An ex-government of Canada official pleaded guilty in a US court to crimes related to data theft stemming from his involvement with the NetWalker ransomware group.
Sebastien Vachon-Desjardins admitted on Tuesday that he had planned to commit bank fraud and phishing scams, intentionally damaged a protected computer, and also sent another demand regarding that illegally damaged computer.
Plea agreement filled
Vachon-Desjardins, 34, who had previously been sentenced to six years and eight months in prison after entering a guilty plea to five criminal offenses in Canada, was deported to the United States in March.
Vachon-Desjardins is "one of the most prolific NetWalker Ransomware affiliates," as per his plea agreement, and was in charge of extorting millions of dollars from several businesses all over the world. Along with 21 laptops, smartphones, game consoles, and other technological devices, he will also forfeit $21.5 million.
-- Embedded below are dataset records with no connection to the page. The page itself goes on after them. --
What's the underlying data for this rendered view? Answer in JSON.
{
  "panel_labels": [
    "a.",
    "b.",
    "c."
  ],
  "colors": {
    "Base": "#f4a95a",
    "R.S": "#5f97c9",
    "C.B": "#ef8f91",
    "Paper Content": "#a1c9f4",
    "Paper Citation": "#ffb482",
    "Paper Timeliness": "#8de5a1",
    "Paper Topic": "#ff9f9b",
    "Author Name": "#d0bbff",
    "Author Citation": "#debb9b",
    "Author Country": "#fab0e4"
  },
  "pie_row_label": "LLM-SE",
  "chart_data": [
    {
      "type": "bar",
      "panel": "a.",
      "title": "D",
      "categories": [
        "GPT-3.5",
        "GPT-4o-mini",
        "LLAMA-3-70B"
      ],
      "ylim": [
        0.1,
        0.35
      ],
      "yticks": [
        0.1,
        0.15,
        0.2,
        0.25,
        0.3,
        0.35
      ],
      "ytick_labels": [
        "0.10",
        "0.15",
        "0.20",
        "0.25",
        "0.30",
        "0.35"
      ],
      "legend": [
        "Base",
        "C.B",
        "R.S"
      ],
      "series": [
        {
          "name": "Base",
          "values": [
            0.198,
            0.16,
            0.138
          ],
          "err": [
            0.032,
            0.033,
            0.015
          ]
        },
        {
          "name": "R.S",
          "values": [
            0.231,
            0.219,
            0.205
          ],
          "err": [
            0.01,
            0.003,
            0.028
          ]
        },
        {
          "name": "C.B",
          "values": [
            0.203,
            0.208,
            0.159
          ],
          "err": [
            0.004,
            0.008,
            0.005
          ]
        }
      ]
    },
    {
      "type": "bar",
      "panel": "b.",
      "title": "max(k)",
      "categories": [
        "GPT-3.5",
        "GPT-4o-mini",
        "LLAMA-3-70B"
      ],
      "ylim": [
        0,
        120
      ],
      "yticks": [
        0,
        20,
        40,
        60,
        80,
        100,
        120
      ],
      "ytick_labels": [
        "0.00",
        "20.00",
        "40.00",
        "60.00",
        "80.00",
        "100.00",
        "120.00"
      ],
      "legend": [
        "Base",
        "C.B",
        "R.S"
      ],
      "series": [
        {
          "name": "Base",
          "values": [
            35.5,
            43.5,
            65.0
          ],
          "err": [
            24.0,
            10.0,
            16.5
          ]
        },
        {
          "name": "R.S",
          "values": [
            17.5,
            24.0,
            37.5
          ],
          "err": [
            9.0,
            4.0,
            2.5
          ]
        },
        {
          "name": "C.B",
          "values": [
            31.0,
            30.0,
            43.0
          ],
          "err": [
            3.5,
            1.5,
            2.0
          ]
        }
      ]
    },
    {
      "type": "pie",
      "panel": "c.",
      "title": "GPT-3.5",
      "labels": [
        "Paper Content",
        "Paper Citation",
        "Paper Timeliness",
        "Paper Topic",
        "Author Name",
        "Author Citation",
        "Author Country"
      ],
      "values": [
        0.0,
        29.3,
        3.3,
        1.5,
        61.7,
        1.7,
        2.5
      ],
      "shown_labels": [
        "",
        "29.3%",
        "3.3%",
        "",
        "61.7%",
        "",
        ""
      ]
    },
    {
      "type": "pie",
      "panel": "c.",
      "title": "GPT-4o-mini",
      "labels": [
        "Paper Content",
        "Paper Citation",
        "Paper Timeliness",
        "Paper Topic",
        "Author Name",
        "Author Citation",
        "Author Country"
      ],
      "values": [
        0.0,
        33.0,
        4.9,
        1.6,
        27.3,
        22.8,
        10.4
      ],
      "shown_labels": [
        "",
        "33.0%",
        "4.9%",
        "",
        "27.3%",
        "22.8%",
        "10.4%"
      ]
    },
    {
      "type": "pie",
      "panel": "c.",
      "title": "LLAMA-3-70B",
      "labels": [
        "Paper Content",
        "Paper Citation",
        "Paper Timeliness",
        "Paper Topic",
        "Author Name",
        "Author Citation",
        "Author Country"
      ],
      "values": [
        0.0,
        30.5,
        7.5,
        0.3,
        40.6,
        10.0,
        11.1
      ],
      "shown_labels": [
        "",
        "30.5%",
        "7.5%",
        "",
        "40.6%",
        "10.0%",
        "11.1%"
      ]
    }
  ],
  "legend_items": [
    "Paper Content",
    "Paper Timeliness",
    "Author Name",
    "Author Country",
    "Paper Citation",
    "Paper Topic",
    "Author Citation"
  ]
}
He has pleaded guilty to conspiracy to commit computer fraud, conspiracy to commit wire fraud, intentionally harming a protected computer, and conveying a demand related to intentionally damaging a protected computer, according to a court filing submitted this week. The accusations carry a maximum punishment of 40 years in jail combined. The attorneys did not identify the targeted business, but they did indicate that it is based in Tampa and was assaulted on May 1, 2020.
NetWalker gang's collapse
In 2019, a ransomware-as-a-service operation called NetWalker first surfaced. It is thought that the malware's creators are based in Russia. Its standard procedure – a profitable strategy also known as double extortion, includes acquiring sensitive personal data, encrypting it, and then holding it hostage in exchange for cryptocurrencies, or risk having the material exposed online.
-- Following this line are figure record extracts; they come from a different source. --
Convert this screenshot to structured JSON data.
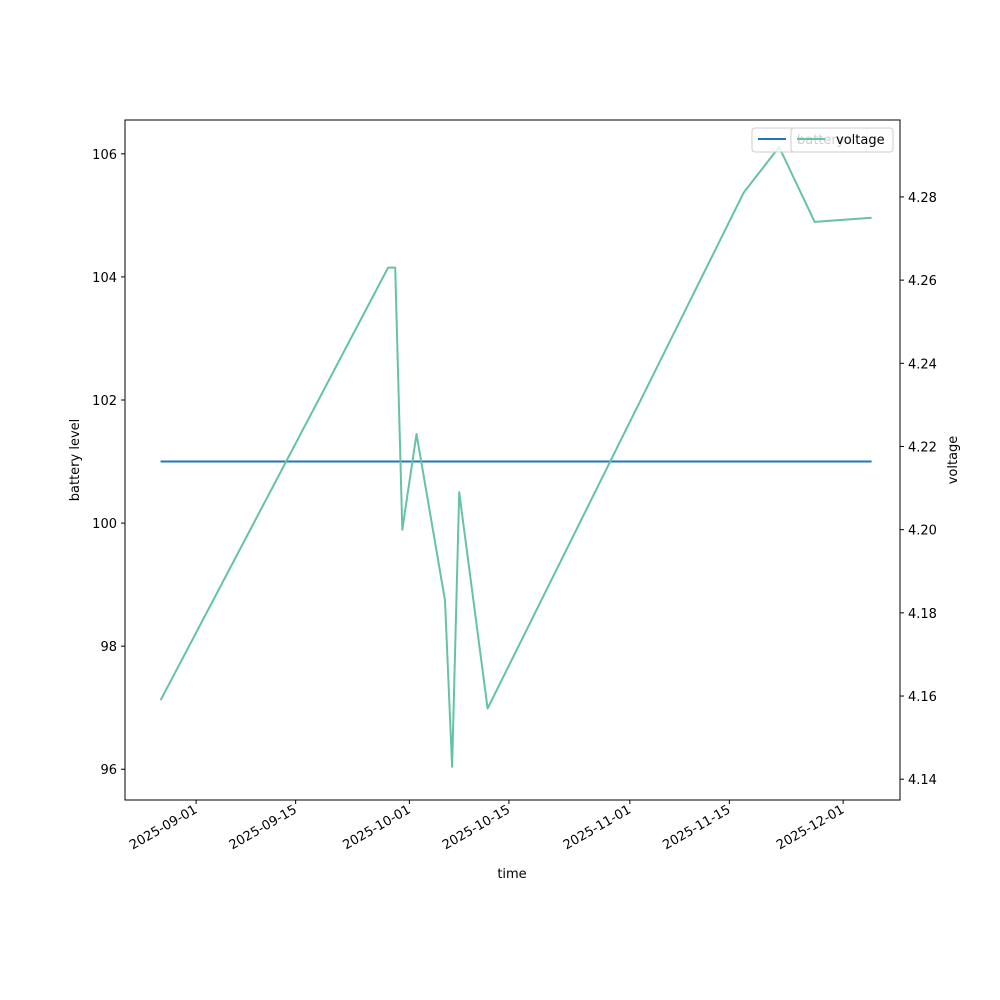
{
  "chart_data": {
    "type": "line",
    "title": "",
    "xlabel": "time",
    "ylabel": "battery level",
    "y2label": "voltage",
    "x_ticks": [
      "2025-09-01",
      "2025-09-15",
      "2025-10-01",
      "2025-10-15",
      "2025-11-01",
      "2025-11-15",
      "2025-12-01"
    ],
    "y_ticks": [
      96,
      98,
      100,
      102,
      104,
      106
    ],
    "y2_ticks": [
      4.14,
      4.16,
      4.18,
      4.2,
      4.22,
      4.24,
      4.26,
      4.28
    ],
    "xlim": [
      "2025-08-22",
      "2025-12-09"
    ],
    "ylim": [
      95.5,
      106.55
    ],
    "y2lim": [
      4.135,
      4.2985
    ],
    "grid": false,
    "legend_position": "top-right",
    "series": [
      {
        "name": "battery",
        "axis": "left",
        "color": "#1f77b4",
        "x": [
          "2025-08-27",
          "2025-12-05"
        ],
        "y": [
          101,
          101
        ]
      },
      {
        "name": "voltage",
        "axis": "right",
        "color": "#66c2a5",
        "x": [
          "2025-08-27",
          "2025-09-28",
          "2025-09-29",
          "2025-09-30",
          "2025-10-02",
          "2025-10-06",
          "2025-10-07",
          "2025-10-08",
          "2025-10-12",
          "2025-11-17",
          "2025-11-22",
          "2025-11-27",
          "2025-12-05"
        ],
        "y": [
          4.159,
          4.263,
          4.263,
          4.2,
          4.223,
          4.183,
          4.143,
          4.209,
          4.157,
          4.281,
          4.292,
          4.274,
          4.275
        ]
      }
    ],
    "legend_labels": [
      "battery",
      "voltage"
    ]
  }
}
According to reports, the NetWalker gang intentionally targeted the healthcare industry during the COVID-19 pandemic to take advantage of the global disaster. To work for other RaaS groups like Sodinokibi (REvil), Suncrypt, and Ragnarlocker, Vachon-Desjardins is suspected of being connected to at least 91 attacks since April 2020 in his capacity as one of the 100 affiliates for the NetWalker gang.
The Feds dismantled the crime gangs' servers and the dark website is used to contact ransomware victims as part of the takedown of the NetWalker gang. Then they took down Vachons-Desjardins, who, according to the FBI, made $27 million for the NetWalker gang.
His role in cybercrime is said to have included gathering information on victims, managing the servers hosting tools for reconnaissance, privilege escalation, data theft, as well as running accounts that posted the stolen data on the data leak site and collecting payments following a successful attack.
However, some victims did pay fees, and the plea deal connected Vachons-Desjardins to the successful extortion of roughly 1,864 Bitcoin in ransom payments, or about $21.5 million, from multiple businesses around the world.